Re: [PATCH] mm: memcg: provide accurate stats for userspace reads

From: Yosry Ahmed
Date: Mon Aug 14 2023 - 20:40:47 EST


On Mon, Aug 14, 2023 at 5:35 PM Tejun Heo <tj@xxxxxxxxxx> wrote:
>
> Hello,
>
> On Mon, Aug 14, 2023 at 05:28:22PM -0700, Yosry Ahmed wrote:
> > > So, the original design used mutex for synchronize flushing with the idea
> > > being that updates are high freq but reads are low freq and can be
> > > relatively slow. Using rstats for mm internal operations changed this
> > > assumption quite a bit and we ended up switching that mutex with a lock.
> >
> > Naive question, do mutexes handle thundering herd problems better than
> > spinlocks? I would assume so but I am not sure.
>
> I don't know. We can ask Waiman if that becomes a problem.
>
> > > * Flush-side, maybe we can break flushing into per-cpu or whatnot but
> > > there's no avoiding the fact that flushing can take quite a while if there
> > > are a lot to flush whether locks are split or not. I wonder whether it'd
> > > be possible to go back to mutex for flushing and update the users to
> > > either consume the cached values or operate in a sleepable context if
> > > synchronous read is necessary, which is the right thing to do anyway given
> > > how long flushes can take.
> >
> > Unfortunately it cannot be broken down into per-cpu as all flushers
> > update the same per-cgroup counters, so we need a bigger locking
> > scope. Switching to atomics really hurts performance. Breaking down
> > the lock to be per-cgroup is doable, but since we need to lock both
> > the parent and the cgroup, flushing top-level cgroups (which I assume
> > is most common) will lock the root anyway.
>
> Plus, there's not much point in flushing in parallel, so I don't feel too
> enthusiastic about splitting flush locking.
>
> > All flushers right now operate in sleepable context, so we can go
> > again to the mutex if you think this will make things better. The
>
> Yes, I think that'd be more sane.
>
> > slowness problem reported recently is in a sleepable context, it's
> > just too slow for userspace if I understand correctly.
>
> I mean, there's a certain amount of work to do. There's no way around it if
> you wanna read the counters synchronously. The only solution there would be
> using a cached value or having some sort of auto-flushing mechanism so that
> the amount to flush don't build up too much - e.g. keep a count of the
> number of entries to flush and trigger flush if it goes over some threshold.
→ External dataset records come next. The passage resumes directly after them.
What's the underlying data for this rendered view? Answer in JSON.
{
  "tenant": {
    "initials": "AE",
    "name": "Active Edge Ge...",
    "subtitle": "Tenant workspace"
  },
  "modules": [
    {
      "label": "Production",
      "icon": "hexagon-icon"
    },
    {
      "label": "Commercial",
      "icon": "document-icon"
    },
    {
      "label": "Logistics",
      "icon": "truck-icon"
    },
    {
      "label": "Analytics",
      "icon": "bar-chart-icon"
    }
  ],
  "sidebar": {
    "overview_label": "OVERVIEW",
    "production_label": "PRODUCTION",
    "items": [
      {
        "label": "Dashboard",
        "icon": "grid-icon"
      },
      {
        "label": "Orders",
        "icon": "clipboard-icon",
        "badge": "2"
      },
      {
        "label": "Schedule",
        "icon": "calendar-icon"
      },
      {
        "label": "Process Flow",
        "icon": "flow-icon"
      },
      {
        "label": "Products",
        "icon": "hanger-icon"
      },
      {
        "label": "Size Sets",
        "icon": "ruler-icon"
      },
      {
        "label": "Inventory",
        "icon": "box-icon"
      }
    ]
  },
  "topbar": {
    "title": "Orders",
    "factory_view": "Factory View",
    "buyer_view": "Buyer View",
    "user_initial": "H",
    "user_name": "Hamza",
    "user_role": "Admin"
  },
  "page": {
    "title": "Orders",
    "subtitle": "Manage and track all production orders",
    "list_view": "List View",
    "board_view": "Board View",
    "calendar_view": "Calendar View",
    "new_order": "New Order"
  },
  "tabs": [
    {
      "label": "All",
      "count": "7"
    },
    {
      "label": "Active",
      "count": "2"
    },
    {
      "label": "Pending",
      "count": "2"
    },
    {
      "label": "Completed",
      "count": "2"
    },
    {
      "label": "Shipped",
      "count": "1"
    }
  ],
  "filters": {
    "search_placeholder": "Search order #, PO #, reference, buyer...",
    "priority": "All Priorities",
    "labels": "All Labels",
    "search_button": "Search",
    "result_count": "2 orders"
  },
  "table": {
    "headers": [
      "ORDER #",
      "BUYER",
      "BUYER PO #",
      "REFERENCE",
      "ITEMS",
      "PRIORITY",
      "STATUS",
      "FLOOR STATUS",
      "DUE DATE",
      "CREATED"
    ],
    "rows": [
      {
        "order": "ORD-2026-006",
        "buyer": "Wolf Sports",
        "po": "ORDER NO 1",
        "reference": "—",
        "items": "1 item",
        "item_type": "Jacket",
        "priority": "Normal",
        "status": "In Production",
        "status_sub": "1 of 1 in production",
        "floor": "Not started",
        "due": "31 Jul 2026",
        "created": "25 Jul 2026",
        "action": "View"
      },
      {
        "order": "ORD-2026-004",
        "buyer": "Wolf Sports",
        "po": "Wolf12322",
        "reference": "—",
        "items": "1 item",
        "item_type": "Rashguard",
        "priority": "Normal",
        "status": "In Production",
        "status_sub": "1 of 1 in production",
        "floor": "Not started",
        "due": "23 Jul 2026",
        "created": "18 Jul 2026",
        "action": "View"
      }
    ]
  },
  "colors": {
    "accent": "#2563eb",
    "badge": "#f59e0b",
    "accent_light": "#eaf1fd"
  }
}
I really hoped you'd continue reading past this point :)

My proposed solution was to only flush the needed subtree rather than
flushing the entire tree all the time, which is what we do now on the
memcg side. We already have an asynchronous flusher on the memcg side
that runs every 2s to try to keep the tree size bounded, and we
already keep track of the magnitude of updates and only flush if it's
significant.

The problems in this thread and the other one are:
(a) Sometimes reading from userspace is slow because we needlessly
flush the entire tree.
(b) Sometimes reading from userspace is inaccurate because we skip
flushing if someone else is flushing, even though we don't know if
they flushed the subtree we care about yet or not.

I believe dropping unified flushing, if possible of course, may fix
both problems.

>
> Thanks.
>
> --
> tejun